Também há problemas com custo. Quer usem silício, como os esforços orientados comercialmente fazem, ou outros materiais, criar chips radicalmente novos é caro, observa o Prof. Kenyon.
O atual protótipo de chip neuromórfico da Intel é chamado Loihi 2.
Em abril, a empresa anunciou que havia reunido 1.152 deles para criar o Hala Point, um sistema de pesquisa neuromórfica em larga escala que compreende mais de 1,15 bilhão de neurônios falsos e 128 bilhões de sinapses falsas.
Com uma capacidade de neurônios aproximadamente equivalente à do cérebro de uma coruja, a Intel afirma ser o maior sistema do mundo até hoje.
No momento, ainda é um projeto de pesquisa para a Intel.
“[But Hala Point] está mostrando que há alguma viabilidade real aqui para aplicações que usam IA”, diz Mike Davies, diretor do laboratório de computação neuromórfica da Intel.
Do tamanho de um forno de micro-ondas, o Hala Point é “comercialmente relevante” e “rápido progresso” está sendo feito no lado do software, ele diz.
A IBM chama seu mais recente protótipo de chip inspirado no cérebro de NorthPole.

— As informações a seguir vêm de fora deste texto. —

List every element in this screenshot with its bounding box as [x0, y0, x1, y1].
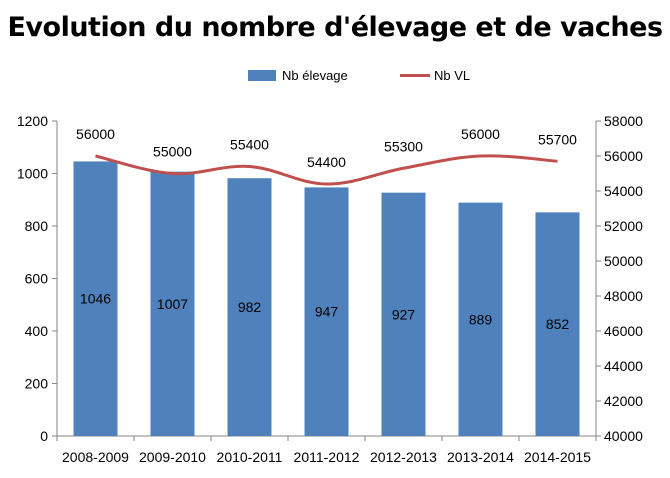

Revelado no ano passado, é uma evolução do seu chip protótipo TrueNorth anterior. Testes mostram que ele é mais eficiente em termos de energia, espaço e mais rápido do que qualquer chip atualmente no mercado, diz Dharmendra Modha, cientista chefe de computação inspirada no cérebro da empresa. Ele acrescenta que seu grupo agora está trabalhando para demonstrar que os chips podem ser discados juntos em um sistema maior.

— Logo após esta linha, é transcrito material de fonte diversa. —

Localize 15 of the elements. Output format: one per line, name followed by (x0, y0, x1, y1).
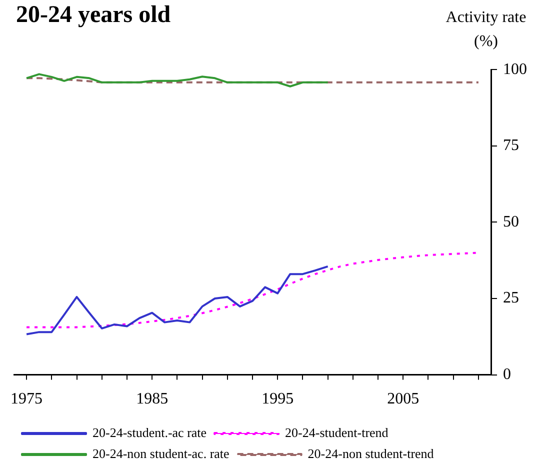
chart-title: 20-24 years old (16, 2, 171, 29)
legend-label: 20-24-non student-trend (308, 446, 434, 461)
y-tick-label: 50 (503, 213, 519, 230)
y-tick-label: 25 (503, 290, 519, 307)
x-tick-label: 1985 (136, 390, 168, 408)
x-tick-label: 2005 (387, 390, 420, 408)
y-tick-label: 75 (503, 137, 519, 154)
legend-label: 20-24-non student-ac. rate (92, 446, 230, 461)
x-tick-label: 1995 (262, 390, 294, 408)
y-axis-title: Activity rate (%) (444, 8, 528, 52)
y-tick-label: 100 (503, 60, 527, 78)
x-tick-label: 1975 (10, 390, 43, 408)
legend-label: 20-24-student.-ac rate (92, 424, 207, 440)
legend-label: 20-24-student-trend (285, 424, 389, 440)
y-tick-label: 0 (503, 366, 511, 384)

“O caminho para o mercado será uma história por vir”, ele diz. Uma das grandes inovações com o NorthPole, observa o Dr. Modha, é que ele foi coprojetado com o software para que todos os recursos da arquitetura possam ser explorados desde o início.
Outras empresas neuromórficas menores incluem BrainChip, SynSense e Innatera.
O supercomputador da SpiNNcloud comercializa computação neuromórfica desenvolvida por pesquisadores da TU Dresden e da Universidade de Manchester, sob a égide do Projeto Cérebro Humano da UE.
Esses esforços resultaram em dois supercomputadores neuromórficos para fins de pesquisa: a máquina SpiNNaker1, baseada na Universidade de Manchester, composta por mais de um bilhão de neurônios e operacional desde 2018.
Uma máquina SpiNNaker2 de segunda geração na TU Dresden, que está atualmente em processo de configuração, tem capacidade para emular pelo menos cinco bilhões de neurônios. Os sistemas comercialmente disponíveis oferecidos pela SpiNNcloud podem atingir um nível ainda maior de pelo menos 10 bilhões de neurônios, diz o Sr. Gonzalez.
O futuro será de diferentes tipos de plataformas de computação — convencional, neuromórfica e quântica, que é outro novo tipo de computação também no horizonte — todas trabalhando juntas, diz o Prof. Kenyon.